Making a chess movie is a tricky move. Your first stumbling block is that, of all sports, this must be one of the most uncinematic – as well as the most baffling for the novice. Even those familiar with the queen’s gambit need a little while to take a look at a board in an apparently tense setup and assess its import for both players.

Plus, on the big screen at least, the dramatis personae are rarely appealing. Traditionally, movie chess is the recourse of the brilliant but socially awkward male, who uses it to communicate when more common methods prove elusive. Such folk can be a struggle to root for, their victories and defeats wrapped up in psychological trauma and solitary childhoods. A case in point premiered at Toronto two years ago: Pawn Sacrifice, a woozily-boring Bobby Fischer biopic with Tobey Maguire sweating over the bishops.

But The Queen of Katwe has a trump card in its disarming heroine. It is easy to cheerlead for Phiona Mutesi (Madina Nalwanga), a pre-teen living in a Katwe, whose life prospects seem to pick up considerably after she finds she has an unexpected knack for seeing eight moves ahead.

She’s coached by Robert Katende (David Oyelowo), a local minister who runs a kids club when he’s not being the world’s most charming amateur footballer and loving husband. But it’s one of the great joys of the film that he never feels repellently saintly. Indeed as the closing credits indicate, in their charming intro to the real-life characters, the actual man is yet more endlessly generous.
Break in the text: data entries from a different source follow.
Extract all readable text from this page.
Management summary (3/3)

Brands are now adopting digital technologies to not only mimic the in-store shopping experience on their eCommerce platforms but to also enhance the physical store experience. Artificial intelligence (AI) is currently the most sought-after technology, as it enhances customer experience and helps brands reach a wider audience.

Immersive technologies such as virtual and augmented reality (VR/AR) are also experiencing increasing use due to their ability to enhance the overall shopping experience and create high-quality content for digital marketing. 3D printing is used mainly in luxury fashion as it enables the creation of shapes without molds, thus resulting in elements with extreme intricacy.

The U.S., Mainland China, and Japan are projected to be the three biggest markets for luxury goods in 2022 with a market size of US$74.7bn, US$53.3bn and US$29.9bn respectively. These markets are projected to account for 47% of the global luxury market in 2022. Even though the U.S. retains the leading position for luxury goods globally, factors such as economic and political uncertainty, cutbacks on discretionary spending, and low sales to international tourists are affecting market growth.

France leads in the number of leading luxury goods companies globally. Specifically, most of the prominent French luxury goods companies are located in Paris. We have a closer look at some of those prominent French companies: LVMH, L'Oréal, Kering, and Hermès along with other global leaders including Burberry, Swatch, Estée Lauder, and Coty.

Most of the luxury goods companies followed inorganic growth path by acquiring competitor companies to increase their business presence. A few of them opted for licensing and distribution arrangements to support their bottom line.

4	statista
Anyway, the glass ceilings against which shock prodigy must crack her skull are more numerous than those facing the usual aspirant grandmaster. How will she muster the money to compete in a local schools competition – especially given she’s not actually in school? How will she juggle her studies with looking after her kid brother and flogging bread in the market? And how many people really make it when they can neither read nor – after another brother’s accident cleans them out of rent money – have a roof over their head?

Phiona’s other trouble is her mother: a fiercely protective single parent with understandable concerns about how her daughter will cope if and when disappointment comes. She’s played, against type, by Lupita Nyong’o, giving rippling pride and strictness to her first non-CGI role since 12 Years a Slave. The logic of making the character quite so bristly is vindicated in the surprisingly-moving climax.

In fact for what is, in essence, a by-numbers Disney sports flick, there’s endless freshness and vivacity to Mira Nair’s picture – her best in years. The Slumdog settings are eye-poppingly well shot by Sean Bobbitt, and though it’s hard to attest to their authenticity, urban Africa is rarely this intimately drawn. Conflict with snooty public school kids might be a bit blunt, but it’s played for compassionate comedy, and The Queen of Katwe remains quite a challenging prospect for a mainstream mass market audience.

There’s one too many bits of basic chess lingo co-opted into feelgood life mottos, yet the game itself often feels happily incidental to the narrative of the film – so you can understand the need to knit it in somehow. What’s instead key is the earnestness and the exuberance, executed with a conviction that makes this that rare thing: a kids hobby movie where something really is at stake.